It was a fine sunny morning when the thrilling cry of "land!" was given from the mast-head. None but those who have experienced it can form an idea of the delicious throng of sensations which rush into an American's bosom when he first comes in sight of Europe. There is a volume of associations with the very name. It is the land of promise, teeming with everything of which his childhood has heard, or on which his studious years have pondered.

From that time until the moment of arrival, it was all feverish excitement. The ships of war, that prowled like guardian gaints along the coast; the headlands of Ireland, stretching out into the channel; the Welsh mountains, towering into the clouds; all were objects of intense interest. As we sailed up the Mersey, I reconnoitred the shores with a telescope. My eye dwelt with delight on neat cottages, with their trim shrubberies and green grassplots. I saw the mouldering ruin of an abbey overrun with ivy, and the taper spire of a village church rising from the brow of a neighboring hill—all were characteristic of England.

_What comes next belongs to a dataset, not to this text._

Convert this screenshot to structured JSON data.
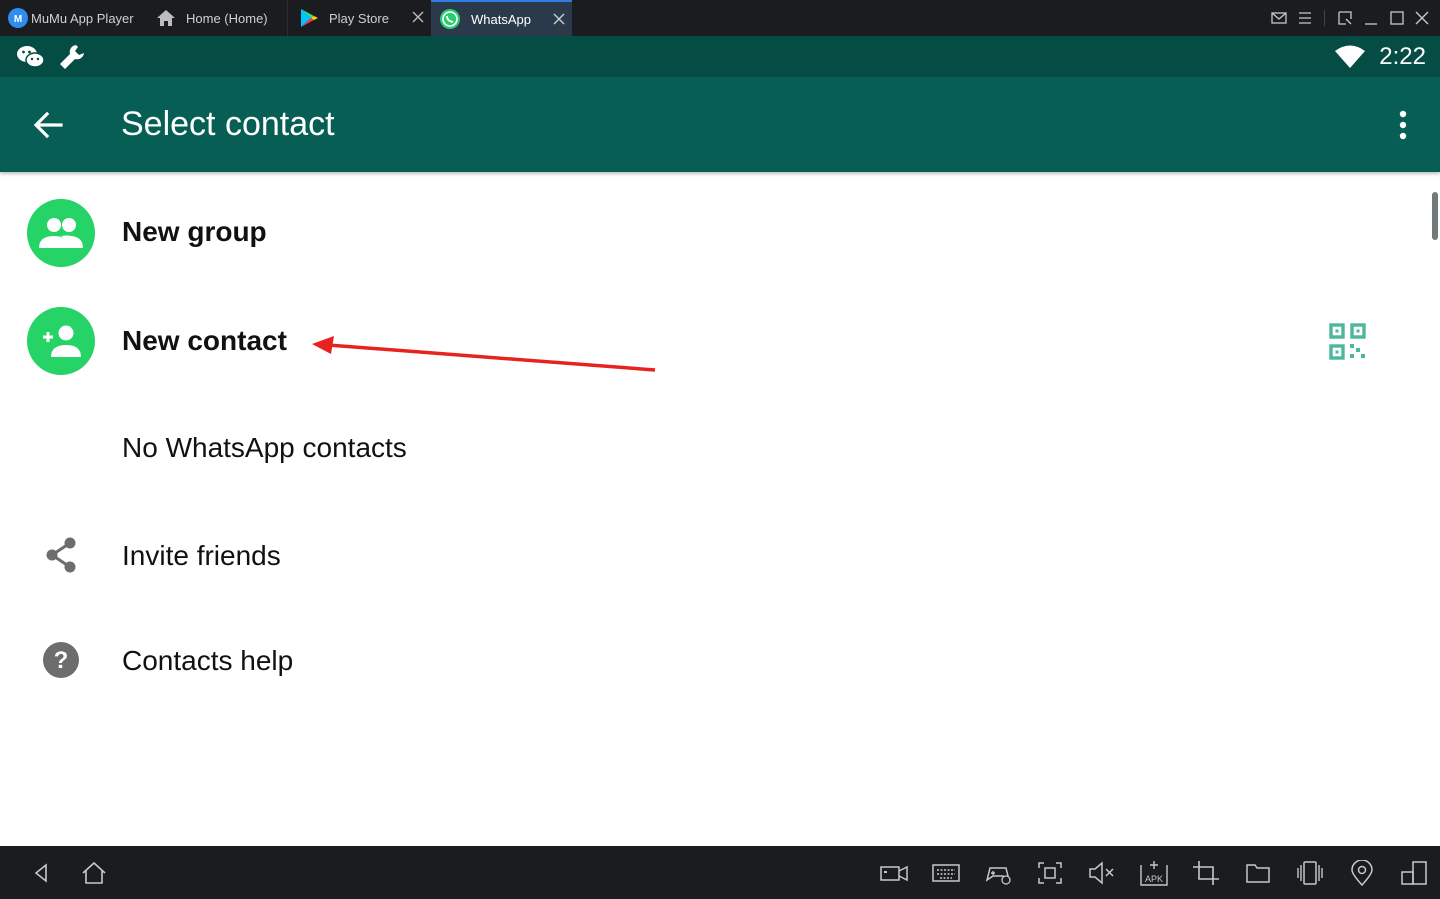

The tide and wind were so favorable that the ship was enabled to come at once to the pier. It was thronged with people: some, idle lookers-on; others, eager expectants of friends or relatives. I could distinguish the merchant to whom the ship was consigned. I knew him by his calculating brow and restless air. His hands were thrust into his pockets; he was whistling thoughtfully, and walking to and fro, a small space having been accorded him by the crowd, in

deference to his temporary importance. There were repeated cheerings and salutations interchanged between the shore and the ship, as friends happened to recognize each other. I particularly noticed one young woman of humble dress, but interesting demeanor. She was leaning forward from among the crowd; her eye hurried over the ship as it neared the shore, to catch some wished-for countenance. She seemed disappointed and agitated; when I heard a faint voice call her name. It was from a poor sailor who had been ill all the voyage, and had excited the sympathy of every one on board. When the weather was fine, his messmates had spread a mattress for him on deck in the shade, but of late his illness had so increased that he had taken to his hammock, and only breathed a wish that he might see his wife before he died. He had been helped on deck as we came up the river, and was now leaning against the shrouds, with a countenance so wasted, so pale, so ghastly, that it was no wonder even the eye of affection did not recognize him. But at the sound of his voice, her eye darted on his features; it read at once a whole volume of sorrow; she clasped her hands, uttered a faint shriek, and stood wringing them in silent agony.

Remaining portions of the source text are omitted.